2:22 pm on Nov 15, 2002 (gmt 0)

WebmasterWorld Senior Member 10+ Year Member



Personally, I also feel a Flash intro is a major mistake. The heavier it is or the longuer it lasts, the less visitors will stay. I have sites with homepages offering both a HTML and a flash version of site. I am not surprised to see that less than 20 % of users pick the flash version.

I understand your site only uses an intro, lets focus on that.

djgreg has a nice option, if you have to live with the intro. I have another to suggest. I the client cant part with it, why not make a home page filled with goodies (ŕ la doorway) and put and external JS window.replace redirect to the flash intro?

Lets say your doorway is index.htm, your intro is index_2.htm and what would ideally be the real homepage is index_3.htm. Make the big "click me to enter" graphic on index.htm link directly to index_3.htm.

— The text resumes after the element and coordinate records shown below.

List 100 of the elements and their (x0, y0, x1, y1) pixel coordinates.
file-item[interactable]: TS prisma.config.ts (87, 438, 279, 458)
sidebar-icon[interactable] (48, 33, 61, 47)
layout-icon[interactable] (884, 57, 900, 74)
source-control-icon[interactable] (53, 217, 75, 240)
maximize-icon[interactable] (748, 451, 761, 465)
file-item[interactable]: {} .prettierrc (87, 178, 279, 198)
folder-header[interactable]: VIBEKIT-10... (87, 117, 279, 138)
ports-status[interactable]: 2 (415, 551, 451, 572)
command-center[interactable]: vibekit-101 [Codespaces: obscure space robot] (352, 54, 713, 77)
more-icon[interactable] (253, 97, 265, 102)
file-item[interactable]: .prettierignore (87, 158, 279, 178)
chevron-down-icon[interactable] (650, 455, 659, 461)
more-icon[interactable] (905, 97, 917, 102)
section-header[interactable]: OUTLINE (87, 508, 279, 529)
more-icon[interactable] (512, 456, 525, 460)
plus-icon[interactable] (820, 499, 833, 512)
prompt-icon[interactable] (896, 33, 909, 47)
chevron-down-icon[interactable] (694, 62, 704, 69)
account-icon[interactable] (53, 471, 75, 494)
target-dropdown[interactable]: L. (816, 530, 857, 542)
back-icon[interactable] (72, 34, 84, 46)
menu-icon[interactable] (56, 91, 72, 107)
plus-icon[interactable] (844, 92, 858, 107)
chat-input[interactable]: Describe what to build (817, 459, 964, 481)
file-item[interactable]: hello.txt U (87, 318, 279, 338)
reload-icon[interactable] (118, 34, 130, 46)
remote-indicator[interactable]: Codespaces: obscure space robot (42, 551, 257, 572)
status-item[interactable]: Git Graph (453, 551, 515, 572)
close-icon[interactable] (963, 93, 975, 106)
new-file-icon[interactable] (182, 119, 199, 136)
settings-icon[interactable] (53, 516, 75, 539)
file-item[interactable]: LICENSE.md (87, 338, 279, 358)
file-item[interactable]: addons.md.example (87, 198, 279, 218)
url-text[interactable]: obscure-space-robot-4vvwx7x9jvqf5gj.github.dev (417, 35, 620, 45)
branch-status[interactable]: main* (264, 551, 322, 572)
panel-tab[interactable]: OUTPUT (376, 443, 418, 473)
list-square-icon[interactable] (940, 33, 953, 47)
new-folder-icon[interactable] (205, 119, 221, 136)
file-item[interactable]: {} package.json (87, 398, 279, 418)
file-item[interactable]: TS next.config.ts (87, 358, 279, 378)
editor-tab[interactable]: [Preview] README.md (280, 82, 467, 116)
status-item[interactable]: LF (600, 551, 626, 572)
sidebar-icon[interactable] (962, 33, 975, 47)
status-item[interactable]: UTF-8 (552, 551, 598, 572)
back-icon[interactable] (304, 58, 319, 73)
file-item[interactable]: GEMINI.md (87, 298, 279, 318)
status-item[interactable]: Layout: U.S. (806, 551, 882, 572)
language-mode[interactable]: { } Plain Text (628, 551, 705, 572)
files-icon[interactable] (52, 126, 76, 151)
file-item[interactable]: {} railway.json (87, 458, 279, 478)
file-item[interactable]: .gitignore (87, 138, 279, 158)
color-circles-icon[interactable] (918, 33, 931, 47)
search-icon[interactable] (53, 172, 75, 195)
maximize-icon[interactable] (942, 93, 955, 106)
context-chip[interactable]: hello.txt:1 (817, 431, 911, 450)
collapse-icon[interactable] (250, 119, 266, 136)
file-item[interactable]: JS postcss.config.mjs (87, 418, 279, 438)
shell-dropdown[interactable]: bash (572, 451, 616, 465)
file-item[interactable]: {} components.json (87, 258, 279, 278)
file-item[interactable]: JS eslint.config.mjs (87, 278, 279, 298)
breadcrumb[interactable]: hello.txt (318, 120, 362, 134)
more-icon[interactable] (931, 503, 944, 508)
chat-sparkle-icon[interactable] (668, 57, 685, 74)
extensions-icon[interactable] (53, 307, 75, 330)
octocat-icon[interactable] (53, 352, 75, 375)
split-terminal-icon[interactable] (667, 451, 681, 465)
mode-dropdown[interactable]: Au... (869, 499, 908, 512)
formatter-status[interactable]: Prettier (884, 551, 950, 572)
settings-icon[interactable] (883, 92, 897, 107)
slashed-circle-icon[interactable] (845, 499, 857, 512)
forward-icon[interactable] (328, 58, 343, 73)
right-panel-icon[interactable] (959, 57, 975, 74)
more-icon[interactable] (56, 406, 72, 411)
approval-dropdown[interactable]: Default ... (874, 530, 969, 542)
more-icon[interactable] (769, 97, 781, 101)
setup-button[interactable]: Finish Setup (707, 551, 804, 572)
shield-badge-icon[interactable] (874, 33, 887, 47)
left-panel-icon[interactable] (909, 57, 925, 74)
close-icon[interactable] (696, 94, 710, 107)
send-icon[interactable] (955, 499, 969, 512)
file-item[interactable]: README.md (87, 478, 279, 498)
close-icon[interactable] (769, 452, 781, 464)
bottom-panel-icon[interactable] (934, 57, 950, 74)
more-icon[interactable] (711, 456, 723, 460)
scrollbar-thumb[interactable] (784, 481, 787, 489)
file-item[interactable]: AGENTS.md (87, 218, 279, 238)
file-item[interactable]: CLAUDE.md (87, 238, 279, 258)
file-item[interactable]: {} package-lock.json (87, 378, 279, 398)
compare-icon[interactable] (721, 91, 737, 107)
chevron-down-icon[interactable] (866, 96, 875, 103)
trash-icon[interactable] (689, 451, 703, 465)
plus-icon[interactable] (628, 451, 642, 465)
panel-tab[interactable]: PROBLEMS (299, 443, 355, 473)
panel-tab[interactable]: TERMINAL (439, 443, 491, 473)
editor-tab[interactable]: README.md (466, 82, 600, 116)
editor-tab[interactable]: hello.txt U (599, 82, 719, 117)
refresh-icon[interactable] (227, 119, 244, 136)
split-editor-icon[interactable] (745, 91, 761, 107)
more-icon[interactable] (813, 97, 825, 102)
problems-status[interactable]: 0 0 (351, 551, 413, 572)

People surfing with JS disabled probably dont want to see the intro.

Finally, dont miss the Everything you wanted to know about Flash, but was afraid to ask [webmasterworld.com], thread by korkus2000. Its all there.

Sinner_G

2:32 pm on Nov 15, 2002 (gmt 0)

WebmasterWorld Senior Member 10+ Year Member



Guess I don't have to write what I think about flash homepage, see all of the above.

If you really have to stick with it, you could use the <noscript> tag to put some useful information which only spiders and users not reading js will see.

astoller

11:57 am on Nov 16, 2002 (gmt 0)

10+ Year Member



djgreg
How would this be?
I part optimise the index flash page with visible text above the flash as you suggest.
Then I could insert two “skip intro” links.
eg. skip to product 1.htm and skip to product 2.htm
Then these 2 product pages could be totally flashless and be crawled well.

Macguru
What does an external JS window.replace command do?
Trouble is, existing flash page is also functional as it has JS links to other pages.
So my new ideal homepage would really starty hacking up their design.

Sinner G
What does the <noscript> tag do and where would I put it?

Macguru

12:43 pm on Nov 16, 2002 (gmt 0)

WebmasterWorld Senior Member 10+ Year Member



>>What does an external JS window.replace command do?

Search engines dont read Javascripts, but 91% of browsers do. Spiders will see your doorway as the index page, read text and follow links from it. 91 % of browsers will be redirected to the intro. 9 % will click to enter.

>>Trouble is, existing flash page is also functional as it has JS links to other pages.

As I mentionned before, search engine spiders wont parse JavaScripts, so they wont follow these "links".

>>So my new ideal homepage would really starty hacking up their design.

If the client can't survive without the intro, do your ideal homepage and redirect it to the intro.

djgreg

1:22 pm on Nov 16, 2002 (gmt 0)

10+ Year Member



astoller:

you got it. That is the way I did it when I was used to put silly flash intros on my websites. And it worked very well, robot follows the skip intro link and can crawl the page.
It is not necessar that the pages product1 and product2 are totally flashless , only the links and major text should be in html. There can still be flash animations, e.g. showing your products in a slide show or somethig.

Macguru

1:40 pm on Nov 16, 2002 (gmt 0)

WebmasterWorld Senior Member 10+ Year Member



The later technique will not make your site benefit from text and links on homepage.
I was just trying to reply to : What's the best way to handle site?

Sinner_G

4:13 pm on Nov 16, 2002 (gmt 0)

WebmasterWorld Senior Member 10+ Year Member



What does the <noscript> tag do and where would I put it?

As its name says, the noscript tag includes content for agents that don't read scripts, i.e. Javascript. So what you do is have it somewhere in the body of your document. Something like:

<body>
<!--Insert your flash here-->
<noscript>
<!--Insert links to other pages or text content here-->
</noscript>
</body>

astoller

10:17 pm on Nov 16, 2002 (gmt 0)

10+ Year Member



I'd like to thank all of you for your contributions and ideas.
This has been very educational for me.